Japan joins wave of global interest rate cuts

Japan joins wave of global interest rate cuts


Tokyo: The Bank of Japan cut its super-low interest rates for the first time in seven years as central banks worldwide step up the fight against the worst financial crisis in decades.

The Bank of Japan (BoJ) reduced its key lending rate by 20 basis points to 0.30% as part of its efforts to calm volatile markets and ward off a deep recession in Asia’s largest economy.

The monetary policy board was evenly split on whether to lower interest rates, so the final decision was taken by governor Masaaki Shirakawa.

“Adjustments in the world economy stemming from financial crises in the United States and Europe have further increased in severity," the bank said in a statement.

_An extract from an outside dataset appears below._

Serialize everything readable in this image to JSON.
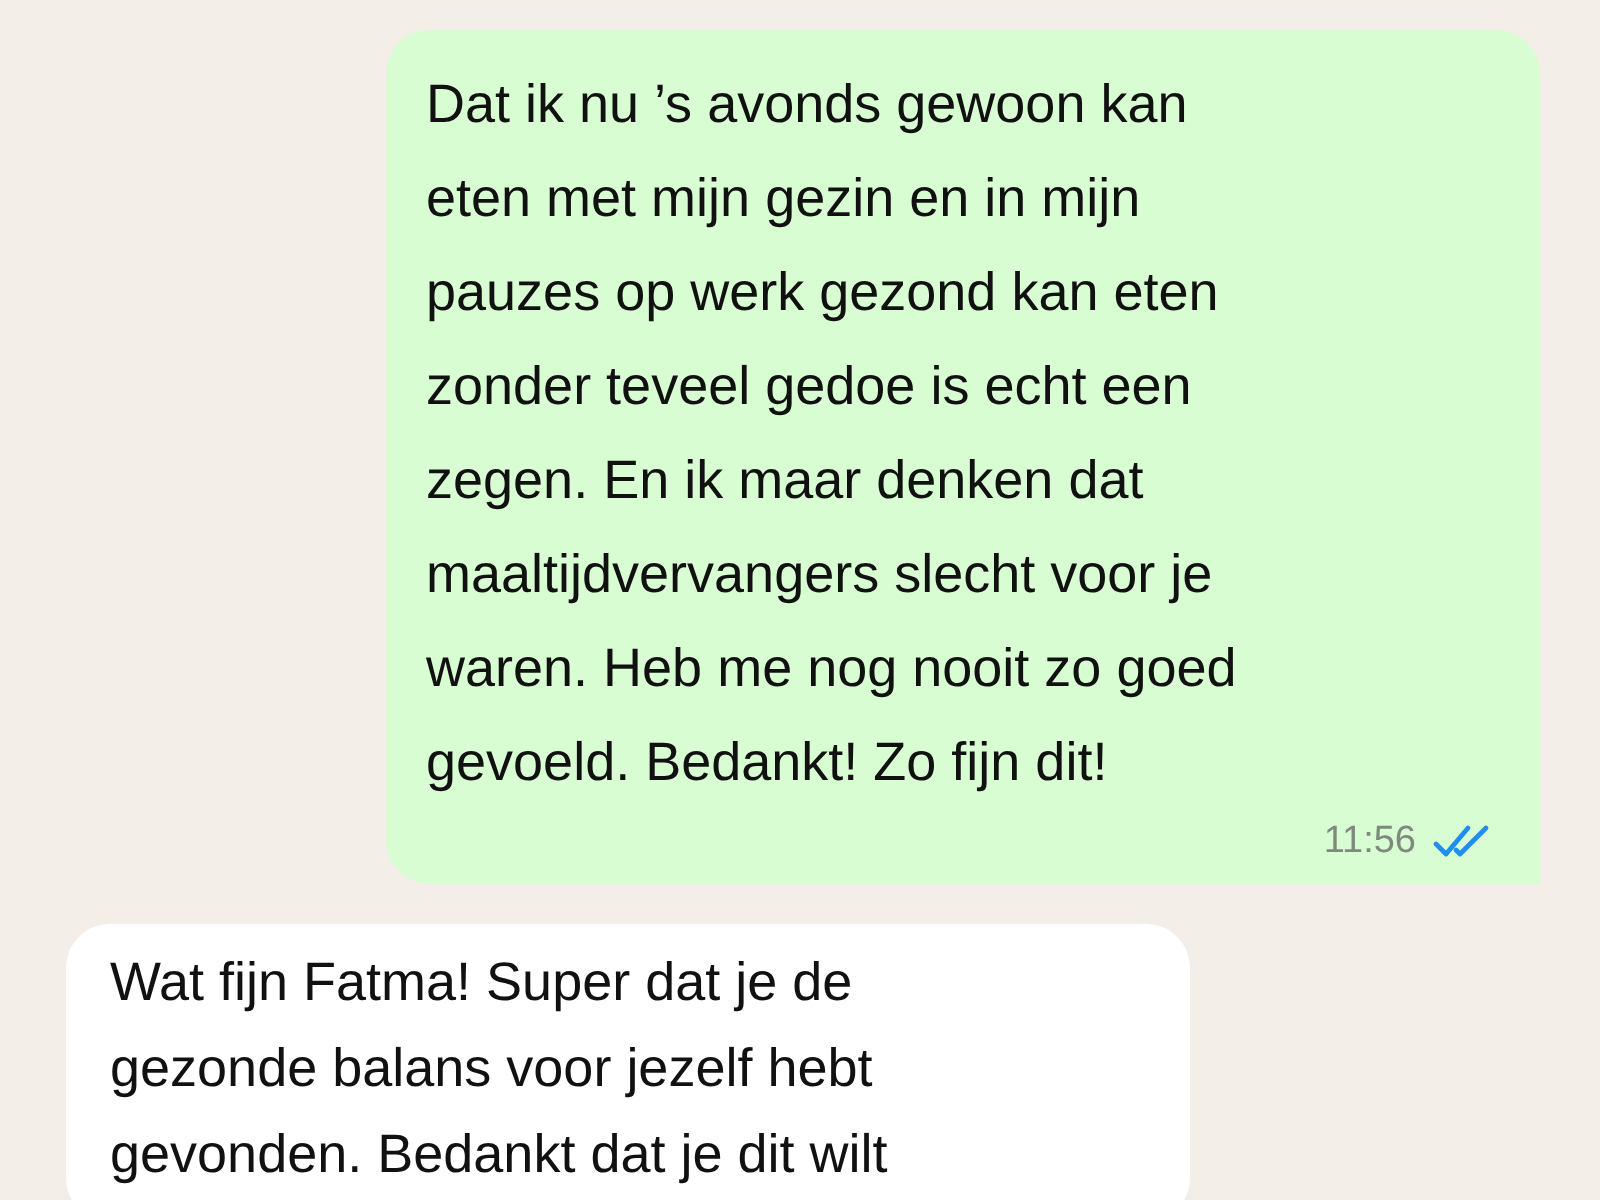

“Increased sluggishness in Japan’s economic activity will likely remain over the next several quarters with exports levelling off and the effects of earlier increases in energy and materials prices persisting," it added.

The BoJ also decided to start paying interest on commercial bank reserves held on account as part of efforts to ease pressure in the money market.

It was the first interest rate cut by the Japanese central bank since March 2001, when it introduced an unprecedented policy of almost free credit to try to pull the economy out of the deflationary doldrums.

The Japanese economy shrank in the second quarter of this year and there are increasing fears that it is once again in recession, which is usually defined as two straight quarters of economic contraction.